This is the first in a series, by Snowflake, examining the concept of net zero data and how advances in technology can help the world’s largest organisations—especially those which are particularly emissions-intensive like oil and gas—reduce the carbon emissions footprint of their data.
Why Net Zero Matters
Boardrooms and shareholders are becoming more acutely aware of the dangers of global climate change, and they are taking action. In an annual letter to shareholders earlier this year, BlackRock CEO Larry Fink indicated that his firm would avoid investments in companies that “present a high sustainability-related risk”, and put sustainability at the centre of its investment process.1
Managers of the world’s largest corporations across industries are thus taking notice, and they have almost uniformly made environmental sustainability a strategic priority for their firms. Certain industries have gone further than others, with energy and computing businesses receiving increased scrutiny as a result of their energy-intensive nature and growth, respectively.
Net Zero In The Energy And Computing Industries
Investor-held oil and gas (O&G) majors have recently been shown to directly and indirectly account for 29.5% of global emissions, yet they spend only 5% of their investment budgets in renewable and low carbon businesses. Shell has pledged to cut its carbon footprint in half by 2050, and as a part of that effort has committed a $2 billion annual investment into renewable energy and clean technologies. With the recent appointment of CEO Bernard Looney, BP has announced its ambition to achieve net zero on carbon emissions in its operations on the same timescale, and is backing that up with remuneration policies that incentivise emissions reductions.
According to DXC, data centres consume an estimated 3% of global electricity supply, and generate 2% of global emissions—about the same as the entire airline industry.

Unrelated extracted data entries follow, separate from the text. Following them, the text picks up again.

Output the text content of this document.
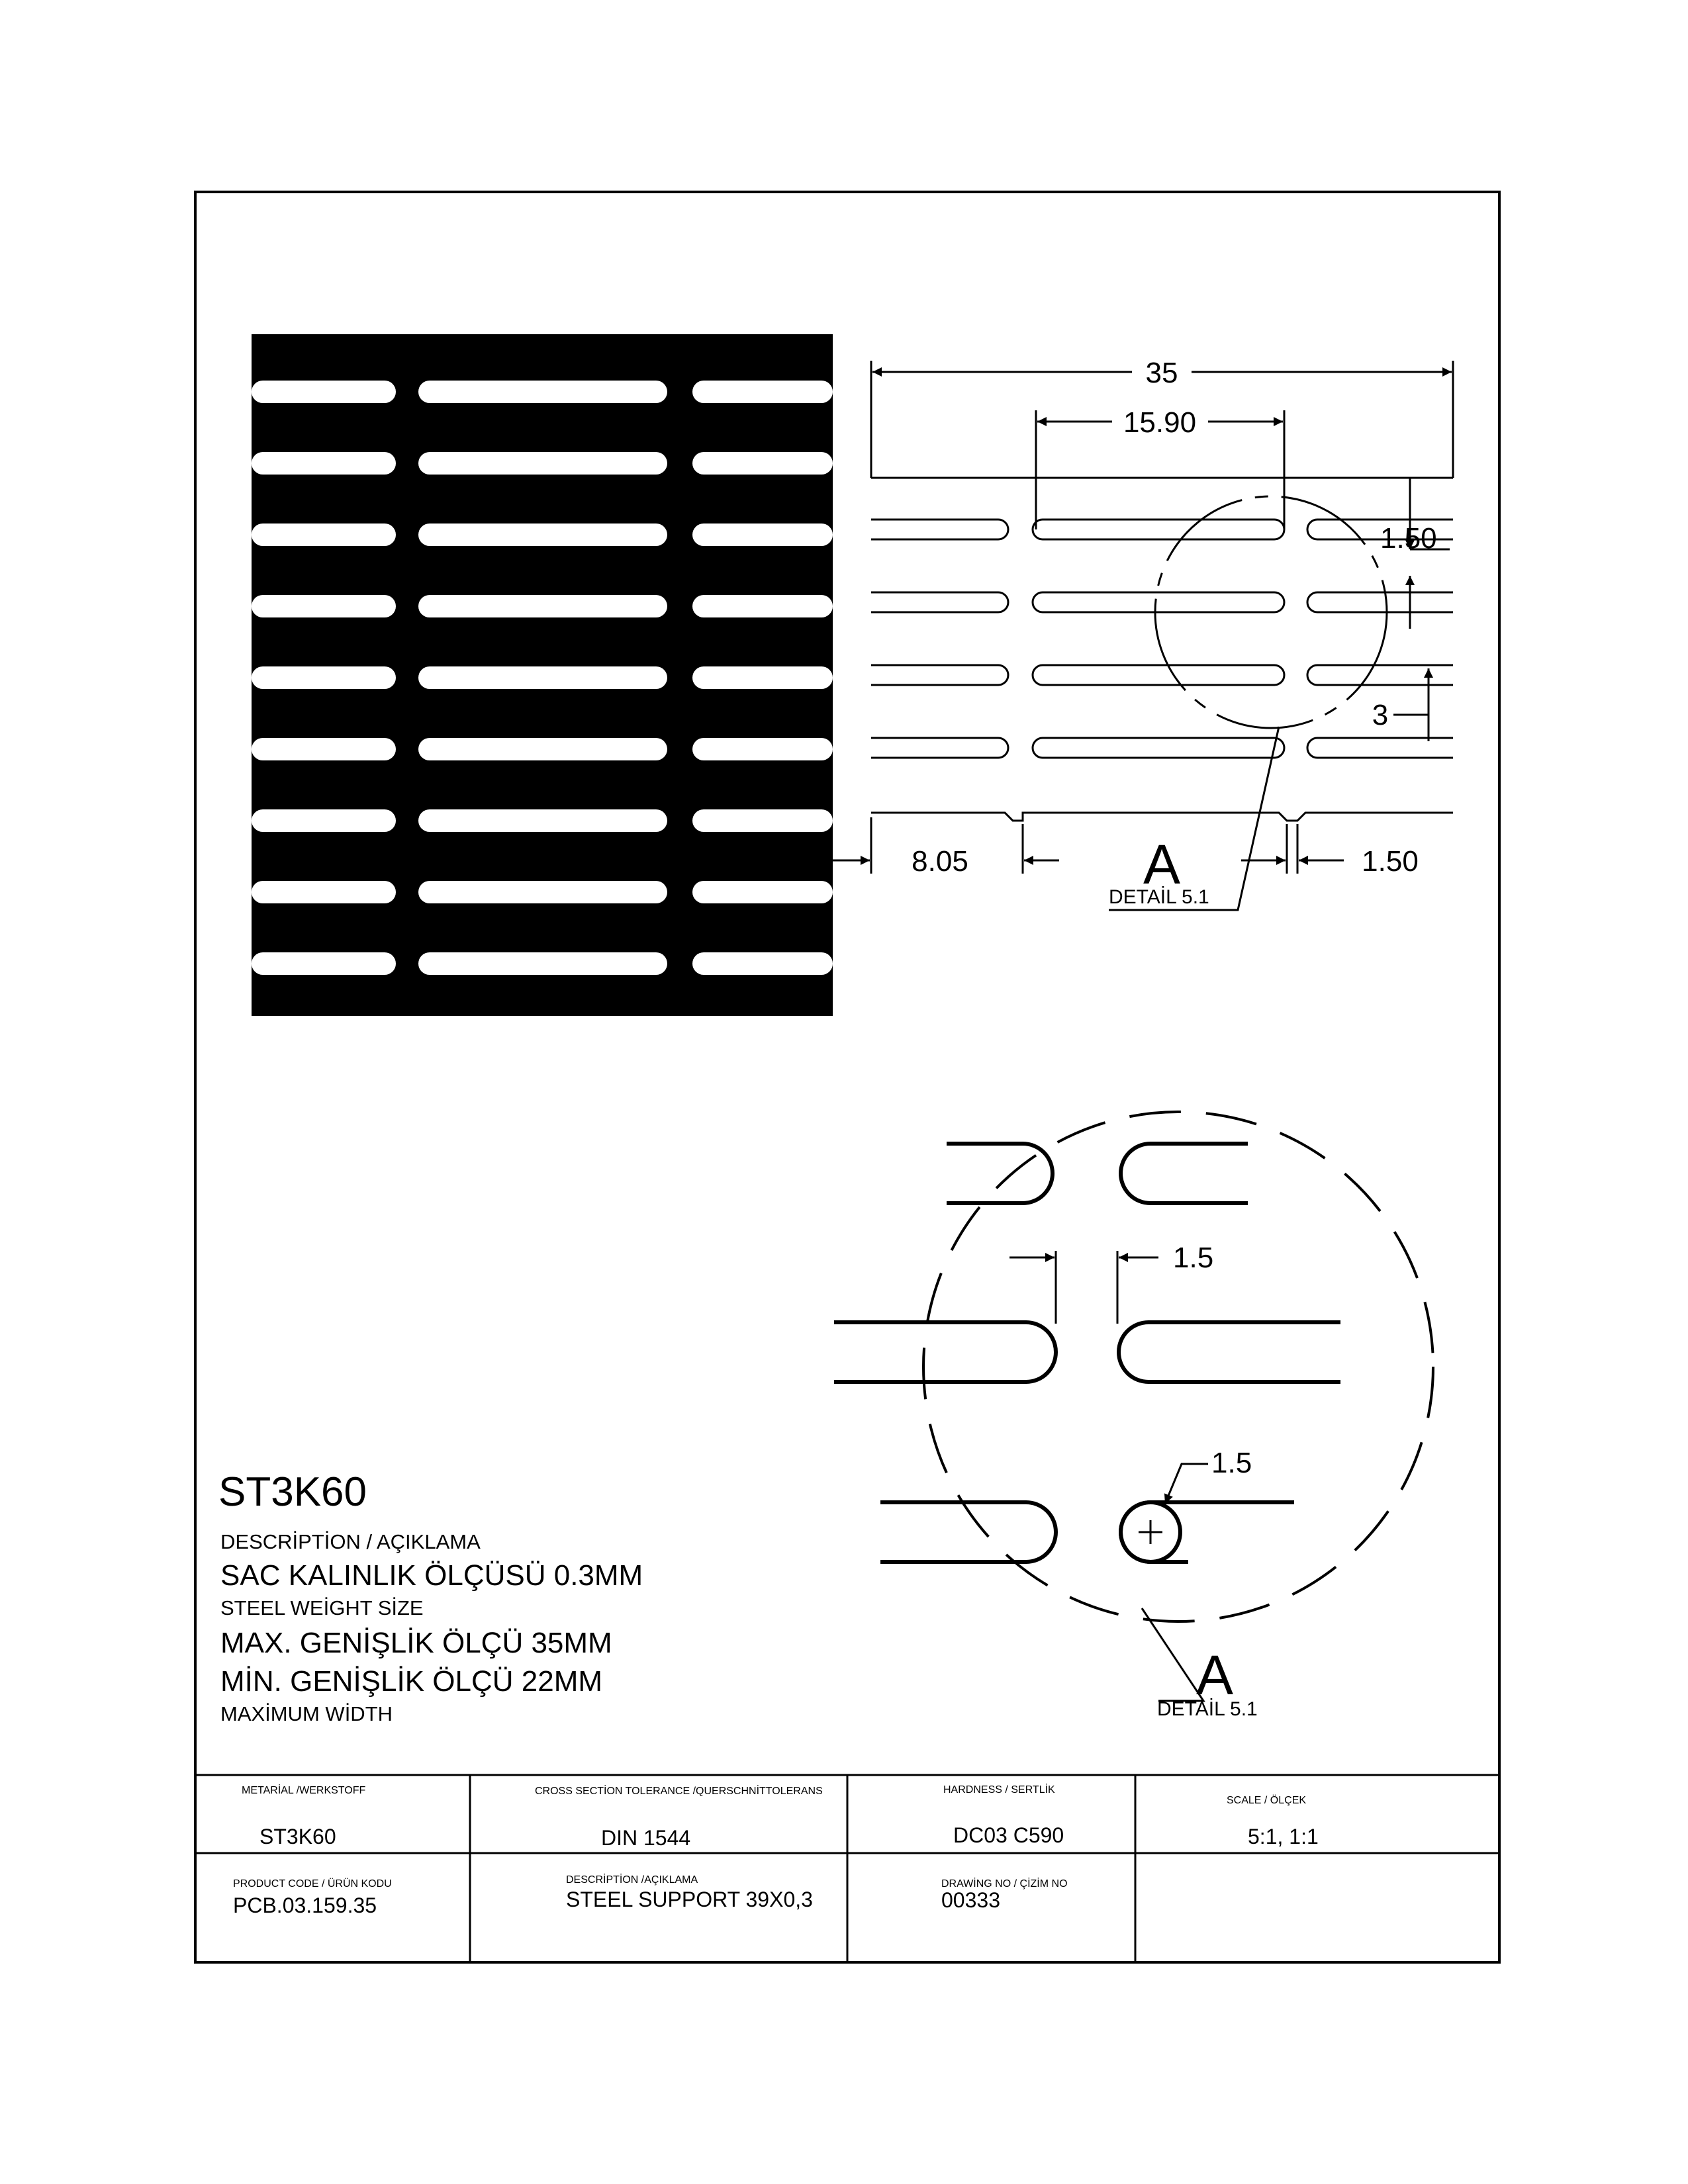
35
15.90
1.50
3
8.05	1.50
A
DETAİL 5.1
1.5
1.5
A
DETAİL 5.1
ST3K60
DESCRİPTİON / AÇIKLAMA
SAC KALINLIK ÖLÇÜSÜ 0.3MM
STEEL WEİGHT SİZE
MAX. GENİŞLİK ÖLÇÜ 35MM
MİN. GENİŞLİK ÖLÇÜ 22MM
MAXİMUM WİDTH
METARİAL /WERKSTOFF
ST3K60
CROSS SECTİON TOLERANCE /QUERSCHNİTTOLERANS
DIN 1544
HARDNESS / SERTLİK
DC03 C590
SCALE / ÖLÇEK
5:1, 1:1
PRODUCT CODE / ÜRÜN KODU
PCB.03.159.35
DESCRİPTİON /AÇIKLAMA
STEEL SUPPORT 39X0,3
DRAWİNG NO / ÇİZİM NO
00333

The worst culprits are private corporate data centres, which are designed to meet peak capacity and, therefore, run very low server utilisation rates (10 to 15%). They have largely not adopted the latest technologies or management practices to optimise for energy efficiency. The major cloud service providers perform much better than corporate data centres (typically achieving 65% server utilisation rates); AWS, Azure, and GCP are all on a path to carbon neutrality, enabled mostly by shifting energy inputs to low-carbon renewable sources, offsetting emissions through investment into carbon sinks, and redesigning the management of data centre operations to consume less energy per unit of computing power.

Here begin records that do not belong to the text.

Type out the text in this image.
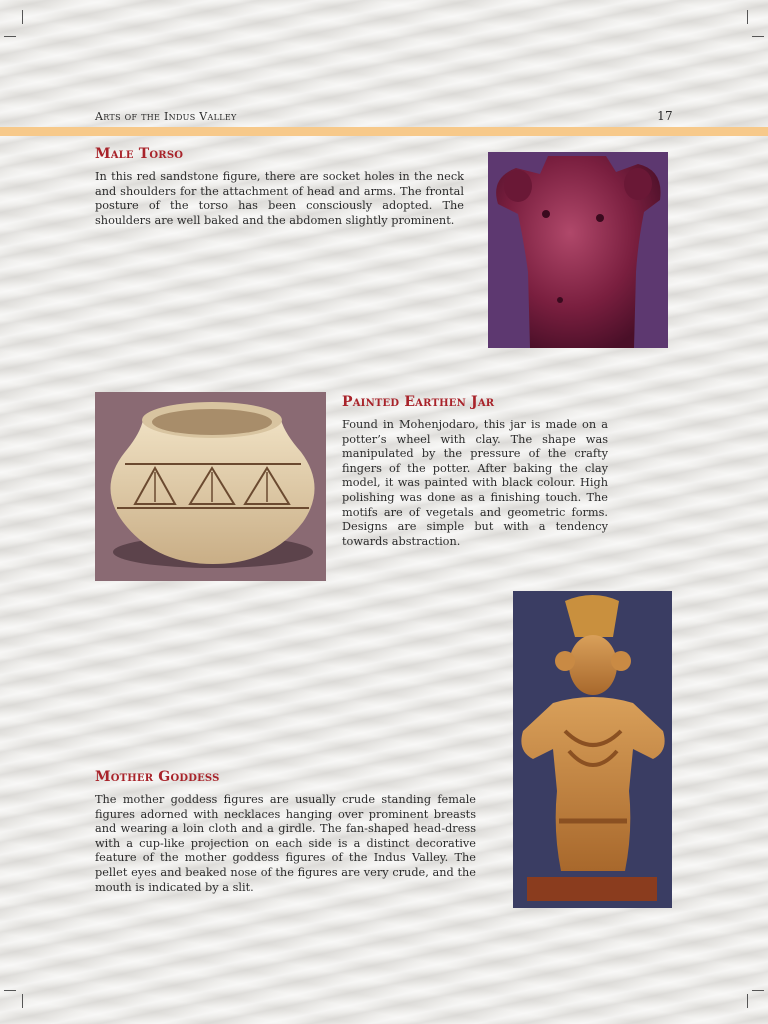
Arts of the Indus Valley	17
Male Torso
In this red sandstone figure, there are socket holes in the neck and shoulders for the attachment of head and arms. The frontal posture of the torso has been consciously adopted. The shoulders are well baked and the abdomen slightly prominent.
Painted Earthen Jar
Found in Mohenjodaro, this jar is made on a potter’s wheel with clay. The shape was manipulated by the pressure of the crafty fingers of the potter. After baking the clay model, it was painted with black colour. High polishing was done as a finishing touch. The motifs are of vegetals and geometric forms. Designs are simple but with a tendency towards abstraction.
Mother Goddess
The mother goddess figures are usually crude standing female figures adorned with necklaces hanging over prominent breasts and wearing a loin cloth and a girdle. The fan-shaped head-dress with a cup-like projection on each side is a distinct decorative feature of the mother goddess figures of the Indus Valley. The pellet eyes and beaked nose of the figures are very crude, and the mouth is indicated by a slit.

While the O&G majors continue to decarbonise their core businesses, they will look not only at production and distribution operations as areas for improvement, but also at supporting functions and infrastructure. As large consumers of data storage and processing in both their core hydrocarbon and rapidly growing renewable energy businesses, O&G majors have an imminent opportunity to meaningfully advance their net zero ambitions by transforming their data operations, including data processing, data storage, and data analysis, that support their business activities.